Delayed Diagnosis of Molar Pregnancy Leads to Uterine Cancer

Michael Talve, CEO

Written by
— Updated on October 27, 2017

This case involves a 24-year-old woman who was approximately 6 weeks pregnant after using Bravelle, when she developed cramping and bleeding that prompted her to go to the ER. She was seen by an ER doctor who ordered an abdominal and vaginal ultrasound but never called an Ob/Gyn consultation. She was told that they found no signs of a viable fetus but that a normal heartbeat should not be expected at such an early stage of pregnancy. At the initial visit, she was given Rhogam and discharged home. The patient returned home and continued to bleed substantially to the point where she had no other option but to return to the ER. On this visit the ER, physicians again proceeded without an Ob/Gyn consult and determined that the patient had a miscarriage; no D&C was scheduled or discussed with the patient. One month later the patient began to hemorrhage and again returned to the hospital. An eventual Ob/Gyn consult informed her that she had a complete molar pregnancy and needed an immediate D&C. The patient was referred to an oncologist based on high HCG levels and she was then told she had uterine cancer.

Question(s) For Expert Witness

  • 1. What is the standard of care in identifying and treating molar pregnancy and should this cancer have been identified earlier?

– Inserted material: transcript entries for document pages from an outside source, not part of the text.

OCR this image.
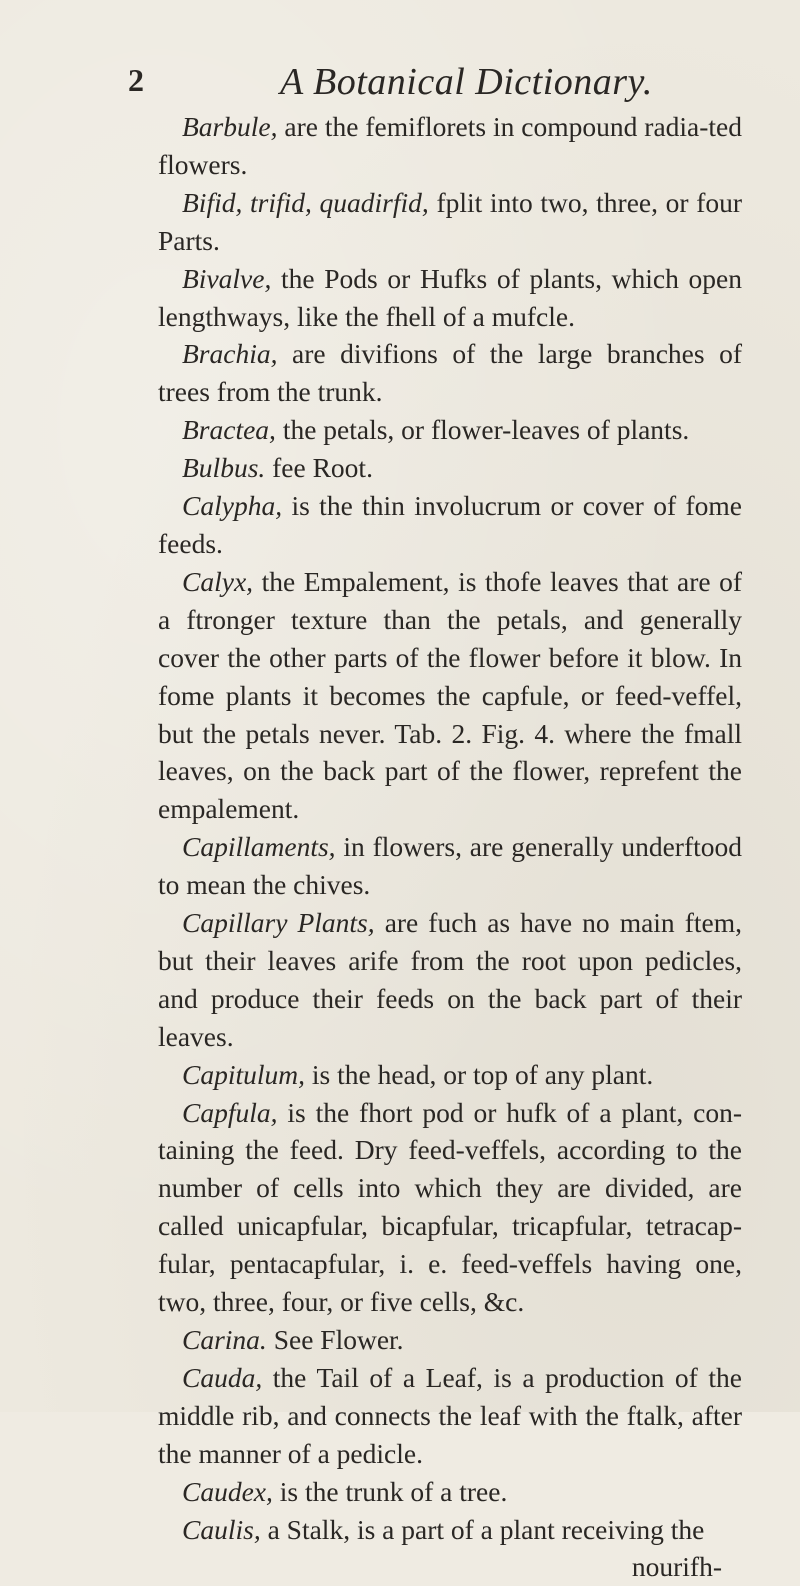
2	A Botanical Dictionary.

Barbule, are the femiflorets in compound radia-ted flowers.

Bifid, trifid, quadirfid, fplit into two, three, or four Parts.

Bivalve, the Pods or Hufks of plants, which open lengthways, like the fhell of a mufcle.

Brachia, are divifions of the large branches of trees from the trunk.

Bractea, the petals, or flower-leaves of plants.

Bulbus. fee Root.

Calypha, is the thin involucrum or cover of fome feeds.

Calyx, the Empalement, is thofe leaves that are of a ftronger texture than the petals, and generally cover the other parts of the flower before it blow. In fome plants it becomes the capfule, or feed-veffel, but the petals never. Tab. 2. Fig. 4. where the fmall leaves, on the back part of the flower, reprefent the empalement.

Capillaments, in flowers, are generally underftood to mean the chives.

Capillary Plants, are fuch as have no main ftem, but their leaves arife from the root upon pedicles, and produce their feeds on the back part of their leaves.

Capitulum, is the head, or top of any plant.

Capfula, is the fhort pod or hufk of a plant, con-taining the feed. Dry feed-veffels, according to the number of cells into which they are divided, are called unicapfular, bicapfular, tricapfular, tetracap-fular, pentacapfular, i. e. feed-veffels having one, two, three, four, or five cells, &c.

Carina. See Flower.

Cauda, the Tail of a Leaf, is a production of the middle rib, and connects the leaf with the ftalk, after the manner of a pedicle.

Caudex, is the trunk of a tree.

Caulis, a Stalk, is a part of a plant receiving the

nourifh-
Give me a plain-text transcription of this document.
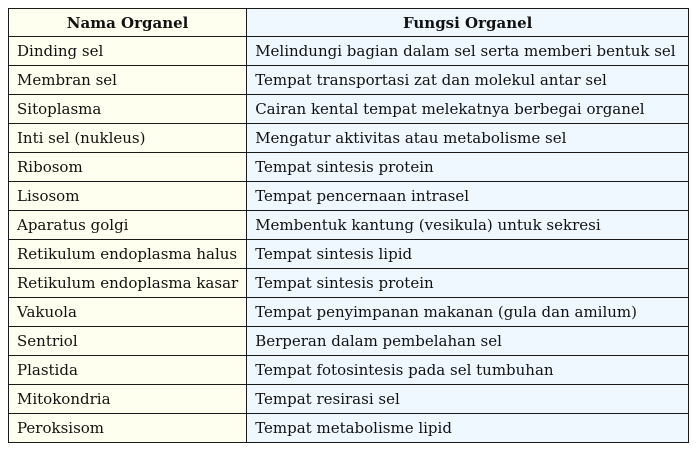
Nama Organel	Fungsi Organel
Dinding sel	Melindungi bagian dalam sel serta memberi bentuk sel
Membran sel	Tempat transportasi zat dan molekul antar sel
Sitoplasma	Cairan kental tempat melekatnya berbegai organel
Inti sel (nukleus)	Mengatur aktivitas atau metabolisme sel
Ribosom	Tempat sintesis protein
Lisosom	Tempat pencernaan intrasel
Aparatus golgi	Membentuk kantung (vesikula) untuk sekresi
Retikulum endoplasma halus	Tempat sintesis lipid
Retikulum endoplasma kasar	Tempat sintesis protein
Vakuola	Tempat penyimpanan makanan (gula dan amilum)
Sentriol	Berperan dalam pembelahan sel
Plastida	Tempat fotosintesis pada sel tumbuhan
Mitokondria	Tempat resirasi sel
Peroksisom	Tempat metabolisme lipid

Expert Witness Response E-000051

The ED doctor’s management was inadequate, most notably with respect to poor follow-up. Not only molar pregnancy, but ectopic pregnancy as well were possible diagnoses, and only close follow-up and appropriate testing would have revealed the correct diagnosis. A Quantitative Beta Human Chorionic Gonadotropin level (QBHCG) should have been obtained on the first visit, and compared to a repeat level two days later. Likewise serial ultrasounds should have been ordered. This sequence of tests is important to discriminate a viable pregnancy from a miscarriage, from an ectopic pregnancy, from a molar pregnancy. It is likely that such testing would have strongly suggested the diagnosis of molar pregnancy right at the outset. The miscarriage should have been managed, or at the very least followed closely by someone with the capability to manage it. Therefore the failure to obtain Ob/Gyn consultation was below the standard of care. There are several ways to manage a presumed miscarriage, but they are all predicated on favorable test results from the serial testing (QBHCG and ultrasound), and the patient’s clinical situation improving. A D & C is the final common pathway of diagnosis and management, and should have been performed much earlier in this patient. It would have stopped the bleeding and confirmed the diagnosis of molar pregnancy.